Jardine presented an overview of the project's financing in a pro forma

invoice, which suggested the 27-unit market rental building would lose money for its first four years of operation before producing a modest profit in 2016.

"What I'd like to do is show you why I believe no one is building rental apartments in North Vancouver," he said. "What this pro forma shows is that you have to go all the way to 2020 on the net cash return line, nine years from now, before you get to a number that is similar to a government bond. That explains how challenging it is."

Jardine said he isn't able to pass on the engineering fees - which pay for sidewalks, street lighting and a fire hydrant - to renters. Furthermore, he said, the cost to connect to LEC, the city-owned heating utility, was $296,000, nearly five times the price of conventional electric baseboard heaters.

"Plus," he said, "in the electric environment we have a metered scenario in each of the units which creates an efficiency. Usage is charged directly to the tenants. With LEC, the costs to meter are astronomical and the costs are borne by the landlord."

Jardine said while the city had given him a 50 per cent discount in development cost charges, he had thought the markdown would also apply to the project's building permit fees and Metro Vancouver sewerage fees, which knocked a further $30,000 from the bottom line.

"Your support of these requests would save what we consider to be a badly needed project in the city," he said. "It would also demonstrate your actions are in line with your stated policy . . . to support and build on its rental inventory. And finally it would hopefully encourage future rental development projects."

Several city councillors were suspicious of Jardine's financial analysis.

"The problem is we look at your numbers," said Coun. Bob Fearnley regarding the LEC costs, "and we think they are extraordinarily high. In fact, it looks like the cost differential that you're stating is as much a two or three times as high as it should be."

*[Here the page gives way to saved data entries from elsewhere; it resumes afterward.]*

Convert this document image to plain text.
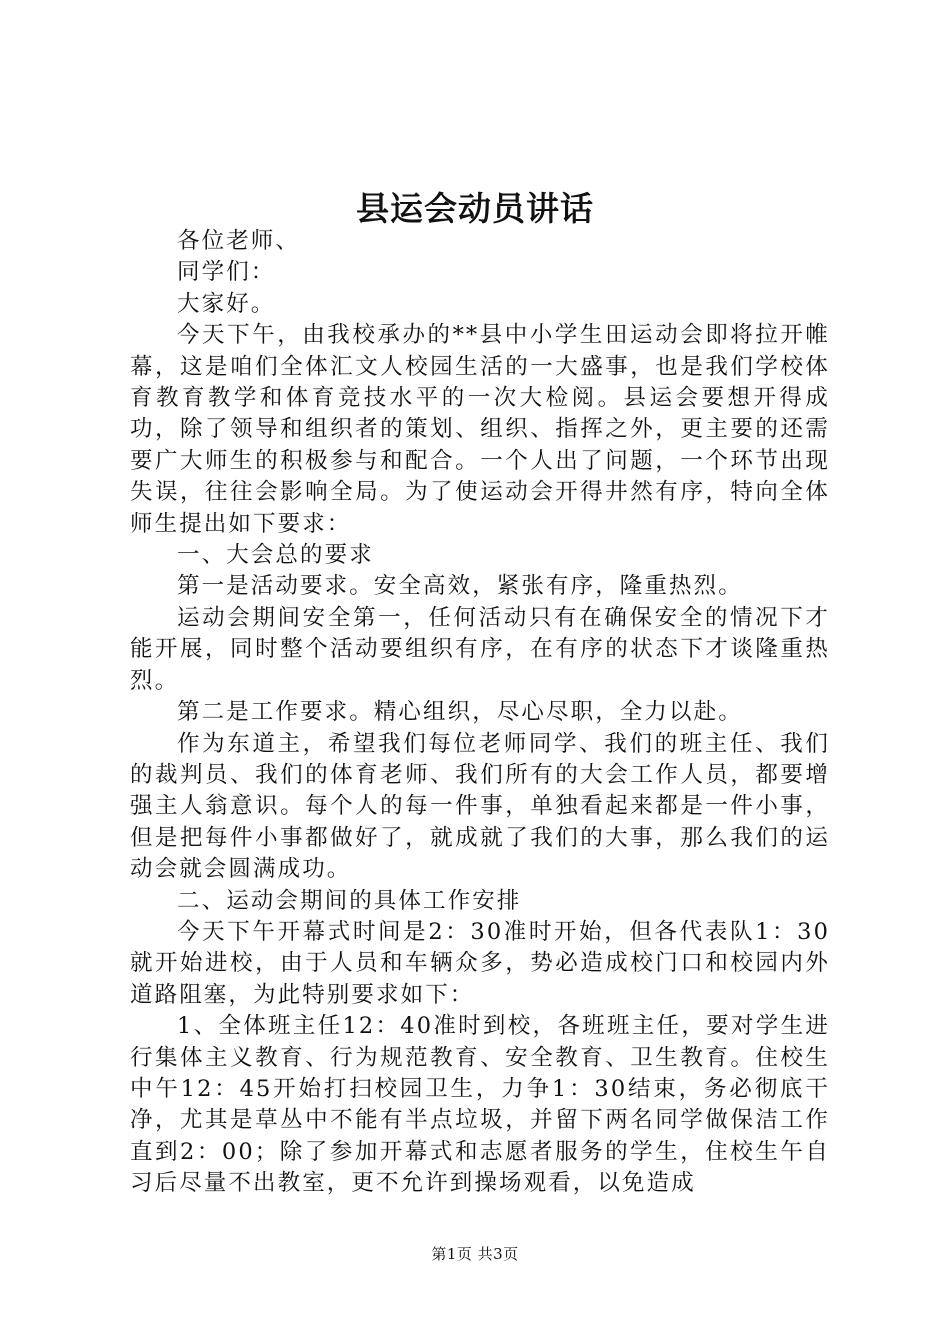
县运会动员讲话

各位老师、

同学们：

大家好。

今天下午，由我校承办的**县中小学生田运动会即将拉开帷幕，这是咱们全体汇文人校园生活的一大盛事，也是我们学校体育教育教学和体育竞技水平的一次大检阅。县运会要想开得成功，除了领导和组织者的策划、组织、指挥之外，更主要的还需要广大师生的积极参与和配合。一个人出了问题，一个环节出现失误，往往会影响全局。为了使运动会开得井然有序，特向全体师生提出如下要求：

一、大会总的要求

第一是活动要求。安全高效，紧张有序，隆重热烈。

运动会期间安全第一，任何活动只有在确保安全的情况下才能开展，同时整个活动要组织有序，在有序的状态下才谈隆重热烈。

第二是工作要求。精心组织，尽心尽职，全力以赴。

作为东道主，希望我们每位老师同学、我们的班主任、我们的裁判员、我们的体育老师、我们所有的大会工作人员，都要增强主人翁意识。每个人的每一件事，单独看起来都是一件小事，但是把每件小事都做好了，就成就了我们的大事，那么我们的运动会就会圆满成功。

二、运动会期间的具体工作安排

今天下午开幕式时间是2：30准时开始，但各代表队1：30就开始进校，由于人员和车辆众多，势必造成校门口和校园内外道路阻塞，为此特别要求如下：

1、全体班主任12：40准时到校，各班班主任，要对学生进行集体主义教育、行为规范教育、安全教育、卫生教育。住校生中午12：45开始打扫校园卫生，力争1：30结束，务必彻底干净，尤其是草丛中不能有半点垃圾，并留下两名同学做保洁工作直到2：00；除了参加开幕式和志愿者服务的学生，住校生午自习后尽量不出教室，更不允许到操场观看，以免造成

第1页 共3页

"The main source of profitability in the real estate market," said Coun. Guy Heywood, "is the line not shown in your pro forma, which is capital appreciation rather than income. This kind of performance is not untypical of real estate companies who embarked on a buy-and-hold strategy."

Heywood said forgiving the city's engineering costs amounted to subsidizing Jardine's rental business at the expense of strata owners.

"Mr. Jardine seems like an honest fellow," Coun. Rod Clark said. "Perhaps he wandered into this naively - I'll take that at face value. But we're talking big dollars here."

Clark pointed out that Chesterfield Holdings was aware of the city's fees more than a year ago.

"Surely (Jardine) would have had that before he put a spade in the ground. I would have and I'm not in that particular business. So the engineering charges he wants to be forgiven are in my mind not forgivable."

Clark was also unimpressed with Jardine's pro forma document and the lack of land appreciation estimates.

"That's where the money is going to come from. So don't come to us and say 'Oh, I forgot that.' That's just not on," he said.

Despite the criticism, council unanimously supported Coun. Craig Keating's suggestion that staff investigate the possibility of deferring some of the city's fees for either a set period of time or until the building was sold.

"The bottom line for me is that this is a rental opportunity," said Coun. Mary Trentadue. "What I hear from my colleagues is that we shouldn't be helping along a profit-driven business. But the profit for the city is rental housing and I don't think we should lose sight of that. Almost no buildings for purpose-built rental have been built in many years and there's a reason for that.

"I've said this a million times," Trentadue said, "but rental is not just for the tenants, it's for the community. It's so my grandmother or my sister or my child can live in this city and not have to purchase something, which many people cannot."